Reading Juan Gelman Poems over the Phone

Gioconda Belli

Reading Juan Gelman Poems over the Phone

I first met Juan Gelman at the craziest and most fantastic gathering of poets ever.  It was in Rome in 1982.  Every night dozens of us poets got together to read to each other FROM the stage in the gardens of the Villa Borghese.  The Italian poets always read first on the program.  There were so many of them that the rest of us seldom read before midnight.  Among the group of Latin American poets, I remember Carlos Monsivais, Jorge Enrique Adoum, and Juan Gelman.  Juan was living in Rome at that time.  It was the era of concrete poetry and other unhappy experiments.  The spectacle of a public throwing orange rinds, whole oranges or whatever else they held in their hands at the stage while booing, in response to what they considered bad poetry seemed surreal to us, coming as we did from countries where poetry is respected.  When our turn came to read, around one in the morning, we mounted the stage as a group to support one another, just in case.  No one threw any fruit at us, a victory which we attributed to reading in Spanish.  Between these ups and downs, we enjoyed the beauty of the place, laughed a lot and became good friends.
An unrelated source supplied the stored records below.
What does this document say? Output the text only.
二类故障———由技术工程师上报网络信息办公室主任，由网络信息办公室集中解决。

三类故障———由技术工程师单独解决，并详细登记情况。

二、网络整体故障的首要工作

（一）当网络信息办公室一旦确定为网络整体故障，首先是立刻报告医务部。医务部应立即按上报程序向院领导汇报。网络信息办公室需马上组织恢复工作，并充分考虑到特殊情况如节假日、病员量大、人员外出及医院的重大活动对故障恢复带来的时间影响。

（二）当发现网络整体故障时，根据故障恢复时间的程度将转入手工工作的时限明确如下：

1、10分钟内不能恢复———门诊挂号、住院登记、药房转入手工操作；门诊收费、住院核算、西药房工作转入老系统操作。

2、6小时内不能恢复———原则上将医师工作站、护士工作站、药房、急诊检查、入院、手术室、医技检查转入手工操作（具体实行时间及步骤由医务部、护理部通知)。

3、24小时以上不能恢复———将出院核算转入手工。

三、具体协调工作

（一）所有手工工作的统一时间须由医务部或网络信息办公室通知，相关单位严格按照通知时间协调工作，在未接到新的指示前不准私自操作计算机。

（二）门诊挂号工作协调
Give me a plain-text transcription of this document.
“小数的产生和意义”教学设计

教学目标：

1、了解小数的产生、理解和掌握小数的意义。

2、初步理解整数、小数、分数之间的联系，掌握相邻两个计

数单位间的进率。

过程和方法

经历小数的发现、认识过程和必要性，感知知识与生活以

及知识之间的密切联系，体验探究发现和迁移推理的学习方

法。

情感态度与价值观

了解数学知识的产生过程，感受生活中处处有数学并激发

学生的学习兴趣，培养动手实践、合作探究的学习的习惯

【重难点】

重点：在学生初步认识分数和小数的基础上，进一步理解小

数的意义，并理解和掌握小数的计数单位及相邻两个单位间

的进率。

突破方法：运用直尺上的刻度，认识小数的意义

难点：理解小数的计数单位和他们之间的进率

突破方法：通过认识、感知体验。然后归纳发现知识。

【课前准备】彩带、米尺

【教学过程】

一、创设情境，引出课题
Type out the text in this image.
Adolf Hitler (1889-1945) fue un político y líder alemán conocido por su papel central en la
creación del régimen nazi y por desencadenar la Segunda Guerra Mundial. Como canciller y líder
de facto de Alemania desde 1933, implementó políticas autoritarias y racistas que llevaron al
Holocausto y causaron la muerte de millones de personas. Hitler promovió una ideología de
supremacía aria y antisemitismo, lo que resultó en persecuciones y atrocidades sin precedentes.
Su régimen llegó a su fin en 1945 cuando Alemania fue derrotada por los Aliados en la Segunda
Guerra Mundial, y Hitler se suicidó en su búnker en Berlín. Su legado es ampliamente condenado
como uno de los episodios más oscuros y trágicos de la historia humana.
A little later, during the most beautiful but difficult years of the Sandinista Revolution, Juan moved to Nicaragua to work as a journalist for the Agencia de Noticias Nueva Nicaragua.  I was surprised to find him there, doing things in his own quiet way, one of many, lost among the agency personnel.

I wanted to pull him out of this anonymity, to alert everyone who loved poetry to his presence among us.  So I interviewed him at length for the cultural supplement of El Nuevo Diario, only to discover at the end of it, that the recorder I used had barely

recorded his voice.  It was a shame, and embarrassing for me, but Juan took it philosophically as one more of those fiascos that fill our lives.  Once again, we were brought together by what did not work as it was supposed to.

The intensity of those times in Nicaragua was difficult and left us clinging to friends.  Juan and I shared a very lovely poetic friendship.  We telephoned each other to read poems and talk about our mutual feelings of loneliness, sorrow and hope.  He was always haunted by the memory of his son, and his lost granddaughter.  The melancholy of the world was in his eyes, but what always impressed me most was his sweetness, the gentle way in which he moved through the chaotic universe like a huge angel; this gentleness is in the poetry to which he has given voice, imprinted the Spanish language with his unique personal qualities. The poem that accompanies this was born during this time; it pays homage to the commitment and empathy I felt for the great humanity of this man, and a poet to his marrow.  It is a memory of the mysterious coincidences of destiny that allowed me to read him poems over the phone and share his magic for a short time.